Bismillah! We will not let you go, let me go
Will not let you go, let me go, never
Never let you go, let me go
Never let me go, oh
No, no, no, no, no, no, no

Lucas tentava se soltar de ambos os grupos, que o puxavam loucamente a fim de trazê-lo para seus lados. Começou a tocar sua guitarra quando ele finalmente conseguiu se soltar, os soldados batendo suas lanças no chão e começando a sair do palco, dando lugar a uma bela moça usando um vestido vermelho provocante e o segundo solo de guitarra de Gabrielle. Dois garotos surgiram repentinamente e tiraram a capa que a cobria, revelando o vestido branco que representava a esperança e os cabelos alaranjados que representavam a paixão.

So you think
You can stole me and spit in my eye
So you think you can love me
And leave me to die


Oh baby, can't do this to me baby
Just gotta get out
Just gotta get right outta here

Lucas estava bem próximo da garota, apontando o dedo no rosto dela e aparentando estar cada vez mais chateado com a forma que ela fazia biquinho e demorava a lhe dar atenção. Decepcionado, ele lhe acariciou o rosto e moveu o rosto dela delicadamente com as mãos, fazendo-a olhá-lo nos olhos.

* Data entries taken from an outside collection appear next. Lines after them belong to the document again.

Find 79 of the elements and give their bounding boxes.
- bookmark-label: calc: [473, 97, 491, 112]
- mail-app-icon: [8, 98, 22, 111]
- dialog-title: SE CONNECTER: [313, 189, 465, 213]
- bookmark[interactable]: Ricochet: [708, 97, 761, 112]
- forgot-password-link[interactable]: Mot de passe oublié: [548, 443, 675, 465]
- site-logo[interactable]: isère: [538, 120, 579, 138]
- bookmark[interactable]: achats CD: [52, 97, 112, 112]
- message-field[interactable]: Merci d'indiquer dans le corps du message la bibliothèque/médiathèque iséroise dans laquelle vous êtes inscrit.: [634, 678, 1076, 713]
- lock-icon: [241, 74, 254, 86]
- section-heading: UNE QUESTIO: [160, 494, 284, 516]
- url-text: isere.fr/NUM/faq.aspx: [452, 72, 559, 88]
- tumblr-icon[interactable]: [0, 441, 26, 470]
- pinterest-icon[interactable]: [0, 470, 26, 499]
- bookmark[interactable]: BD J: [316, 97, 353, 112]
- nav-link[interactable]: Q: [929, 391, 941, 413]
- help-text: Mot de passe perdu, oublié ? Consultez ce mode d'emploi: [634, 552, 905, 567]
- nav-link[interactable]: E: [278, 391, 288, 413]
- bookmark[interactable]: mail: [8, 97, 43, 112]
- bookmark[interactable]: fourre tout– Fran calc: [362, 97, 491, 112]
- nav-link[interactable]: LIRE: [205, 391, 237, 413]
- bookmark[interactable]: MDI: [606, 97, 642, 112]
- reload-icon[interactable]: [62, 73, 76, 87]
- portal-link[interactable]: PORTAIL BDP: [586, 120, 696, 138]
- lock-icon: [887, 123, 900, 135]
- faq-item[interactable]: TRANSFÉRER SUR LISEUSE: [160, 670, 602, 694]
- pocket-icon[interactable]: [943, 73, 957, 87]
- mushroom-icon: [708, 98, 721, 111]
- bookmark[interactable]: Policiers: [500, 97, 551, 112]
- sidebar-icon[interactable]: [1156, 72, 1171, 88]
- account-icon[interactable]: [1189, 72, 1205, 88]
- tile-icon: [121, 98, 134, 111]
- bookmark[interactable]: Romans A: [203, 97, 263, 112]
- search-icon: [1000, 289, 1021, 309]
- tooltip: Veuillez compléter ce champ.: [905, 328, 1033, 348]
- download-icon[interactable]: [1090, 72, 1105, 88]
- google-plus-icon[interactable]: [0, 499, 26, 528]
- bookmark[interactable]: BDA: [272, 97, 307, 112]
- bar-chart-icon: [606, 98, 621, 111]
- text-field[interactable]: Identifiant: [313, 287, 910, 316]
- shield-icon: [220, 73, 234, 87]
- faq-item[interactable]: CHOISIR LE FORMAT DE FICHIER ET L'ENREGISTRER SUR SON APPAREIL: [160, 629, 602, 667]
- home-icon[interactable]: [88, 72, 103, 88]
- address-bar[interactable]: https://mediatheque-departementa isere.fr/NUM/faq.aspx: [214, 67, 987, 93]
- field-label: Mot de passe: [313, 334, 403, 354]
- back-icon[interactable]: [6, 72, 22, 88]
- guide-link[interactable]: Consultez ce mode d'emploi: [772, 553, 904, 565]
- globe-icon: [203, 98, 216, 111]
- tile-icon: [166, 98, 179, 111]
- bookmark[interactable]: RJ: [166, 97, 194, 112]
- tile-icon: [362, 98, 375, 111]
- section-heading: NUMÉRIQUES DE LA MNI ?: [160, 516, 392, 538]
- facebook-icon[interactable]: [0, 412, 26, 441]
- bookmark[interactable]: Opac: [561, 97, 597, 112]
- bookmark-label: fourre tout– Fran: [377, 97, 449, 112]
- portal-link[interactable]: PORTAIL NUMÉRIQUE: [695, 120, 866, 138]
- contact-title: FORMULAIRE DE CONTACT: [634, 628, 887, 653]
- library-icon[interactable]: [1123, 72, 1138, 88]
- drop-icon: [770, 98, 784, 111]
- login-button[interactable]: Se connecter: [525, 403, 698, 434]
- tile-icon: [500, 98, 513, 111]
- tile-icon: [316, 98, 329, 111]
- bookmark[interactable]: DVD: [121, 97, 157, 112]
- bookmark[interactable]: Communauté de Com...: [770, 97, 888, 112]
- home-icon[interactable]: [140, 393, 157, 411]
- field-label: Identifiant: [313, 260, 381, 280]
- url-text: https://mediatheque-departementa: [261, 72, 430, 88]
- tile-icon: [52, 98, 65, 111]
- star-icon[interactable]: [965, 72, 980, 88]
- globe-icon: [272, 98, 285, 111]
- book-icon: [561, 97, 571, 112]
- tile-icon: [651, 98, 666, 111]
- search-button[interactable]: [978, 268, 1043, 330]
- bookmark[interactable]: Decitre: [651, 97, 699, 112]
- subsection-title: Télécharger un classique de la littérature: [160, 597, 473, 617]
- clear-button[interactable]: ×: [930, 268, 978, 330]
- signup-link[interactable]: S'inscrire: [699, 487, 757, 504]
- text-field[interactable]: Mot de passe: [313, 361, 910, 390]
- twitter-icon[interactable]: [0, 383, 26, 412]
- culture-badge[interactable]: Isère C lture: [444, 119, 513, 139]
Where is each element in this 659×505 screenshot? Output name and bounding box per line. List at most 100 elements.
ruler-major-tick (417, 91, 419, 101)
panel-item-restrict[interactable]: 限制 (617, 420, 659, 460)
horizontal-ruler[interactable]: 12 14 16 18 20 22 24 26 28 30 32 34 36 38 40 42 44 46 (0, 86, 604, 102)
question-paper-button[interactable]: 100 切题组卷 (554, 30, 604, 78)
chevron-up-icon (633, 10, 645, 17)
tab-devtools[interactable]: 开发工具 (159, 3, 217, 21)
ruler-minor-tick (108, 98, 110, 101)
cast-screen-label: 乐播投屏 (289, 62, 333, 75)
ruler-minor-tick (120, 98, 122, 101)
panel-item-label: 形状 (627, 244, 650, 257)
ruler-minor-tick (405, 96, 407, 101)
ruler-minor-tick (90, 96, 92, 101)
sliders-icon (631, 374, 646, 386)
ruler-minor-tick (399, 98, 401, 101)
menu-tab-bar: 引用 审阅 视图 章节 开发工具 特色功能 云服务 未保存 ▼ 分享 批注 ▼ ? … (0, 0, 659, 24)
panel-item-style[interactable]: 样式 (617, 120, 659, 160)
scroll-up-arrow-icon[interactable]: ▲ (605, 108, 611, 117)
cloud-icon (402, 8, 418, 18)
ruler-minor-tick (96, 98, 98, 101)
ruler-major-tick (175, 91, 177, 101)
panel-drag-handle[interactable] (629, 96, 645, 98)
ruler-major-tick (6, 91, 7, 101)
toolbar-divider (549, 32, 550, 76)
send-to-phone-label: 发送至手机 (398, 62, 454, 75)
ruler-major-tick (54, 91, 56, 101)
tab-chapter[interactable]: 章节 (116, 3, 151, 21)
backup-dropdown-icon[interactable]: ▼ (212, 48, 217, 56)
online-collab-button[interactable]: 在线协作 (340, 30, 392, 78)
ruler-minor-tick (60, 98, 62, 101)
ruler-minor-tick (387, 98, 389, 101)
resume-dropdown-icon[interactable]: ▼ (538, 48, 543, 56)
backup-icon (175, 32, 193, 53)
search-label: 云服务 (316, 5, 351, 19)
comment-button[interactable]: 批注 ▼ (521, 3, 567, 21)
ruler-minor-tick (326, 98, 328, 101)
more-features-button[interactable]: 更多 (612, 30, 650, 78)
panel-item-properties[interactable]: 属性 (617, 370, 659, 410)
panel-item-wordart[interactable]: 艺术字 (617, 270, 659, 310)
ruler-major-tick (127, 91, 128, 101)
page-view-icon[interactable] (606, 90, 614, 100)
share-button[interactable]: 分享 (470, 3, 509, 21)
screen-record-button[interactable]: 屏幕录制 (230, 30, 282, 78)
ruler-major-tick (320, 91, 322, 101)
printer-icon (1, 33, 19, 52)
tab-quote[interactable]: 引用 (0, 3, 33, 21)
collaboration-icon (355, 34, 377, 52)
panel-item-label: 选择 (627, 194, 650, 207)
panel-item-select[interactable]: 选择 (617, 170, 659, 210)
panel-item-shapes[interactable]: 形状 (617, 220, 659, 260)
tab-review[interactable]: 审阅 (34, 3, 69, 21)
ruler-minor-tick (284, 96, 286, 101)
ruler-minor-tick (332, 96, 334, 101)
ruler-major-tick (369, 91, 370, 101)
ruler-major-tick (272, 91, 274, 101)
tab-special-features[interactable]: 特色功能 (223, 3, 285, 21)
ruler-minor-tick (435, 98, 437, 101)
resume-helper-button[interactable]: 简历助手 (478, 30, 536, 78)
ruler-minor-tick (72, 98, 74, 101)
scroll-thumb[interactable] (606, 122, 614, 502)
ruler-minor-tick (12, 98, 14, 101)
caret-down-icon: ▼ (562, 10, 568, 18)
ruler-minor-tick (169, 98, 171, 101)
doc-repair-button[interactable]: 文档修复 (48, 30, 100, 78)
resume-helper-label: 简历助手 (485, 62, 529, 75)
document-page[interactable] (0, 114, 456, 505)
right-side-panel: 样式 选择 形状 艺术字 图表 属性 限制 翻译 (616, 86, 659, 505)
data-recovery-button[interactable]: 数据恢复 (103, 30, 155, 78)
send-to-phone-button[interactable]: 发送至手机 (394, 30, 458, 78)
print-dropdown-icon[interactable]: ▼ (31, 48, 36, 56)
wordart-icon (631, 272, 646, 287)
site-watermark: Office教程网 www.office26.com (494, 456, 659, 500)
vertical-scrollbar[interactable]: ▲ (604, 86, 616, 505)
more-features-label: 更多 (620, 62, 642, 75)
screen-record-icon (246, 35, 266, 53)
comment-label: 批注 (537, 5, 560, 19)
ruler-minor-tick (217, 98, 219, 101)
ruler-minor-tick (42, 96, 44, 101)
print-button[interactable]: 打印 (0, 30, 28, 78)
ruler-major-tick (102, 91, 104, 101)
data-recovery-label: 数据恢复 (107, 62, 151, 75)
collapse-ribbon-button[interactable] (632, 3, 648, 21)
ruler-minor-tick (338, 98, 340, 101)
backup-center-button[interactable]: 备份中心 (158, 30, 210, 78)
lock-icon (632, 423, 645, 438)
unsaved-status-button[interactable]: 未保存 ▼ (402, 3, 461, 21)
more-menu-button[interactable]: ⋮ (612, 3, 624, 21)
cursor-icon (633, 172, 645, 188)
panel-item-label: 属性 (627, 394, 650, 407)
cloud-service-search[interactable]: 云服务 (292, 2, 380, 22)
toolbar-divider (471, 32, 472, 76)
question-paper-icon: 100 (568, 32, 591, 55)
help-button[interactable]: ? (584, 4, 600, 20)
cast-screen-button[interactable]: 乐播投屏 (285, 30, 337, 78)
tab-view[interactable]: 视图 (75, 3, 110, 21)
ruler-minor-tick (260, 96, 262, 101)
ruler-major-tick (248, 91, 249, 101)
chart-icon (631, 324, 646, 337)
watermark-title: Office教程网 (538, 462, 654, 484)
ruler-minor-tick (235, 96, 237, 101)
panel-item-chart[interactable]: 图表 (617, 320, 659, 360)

Com um sorrisinho de lado, Lucas fez algo totalmente fora do roteiro.

Nothing really matters
Anyone can see
Nothing really matters

Deixando a garota sensual de lado, ele atravessou o palco e postou-se de lado de Gabrielle, empurrando a guitarra dela para as costas e abraçando-a fortemente, como se o mundo dependesse daquilo. Surpresa, mas não idiota o suficiente para esquecer que Katherine mataria os dois depois caso ela não fizesse algo, retribuiu o abraço e esperou que as notas de piano acabassem e a escuridão os envolvesse, até que as cortinas fossem fechadas e Lucas a soltasse.

— O que foi isso? – sussurrou enquanto se dirigiam para a fila que os atores que participaram da peça formavam.

— Apenas uma gargalhada na cara do perigo – ele disse, segurando a mão dela e de outro garoto enquanto as cortinas se abriam e eles se curvavam em agradecimento não apenas para o público, mas para si.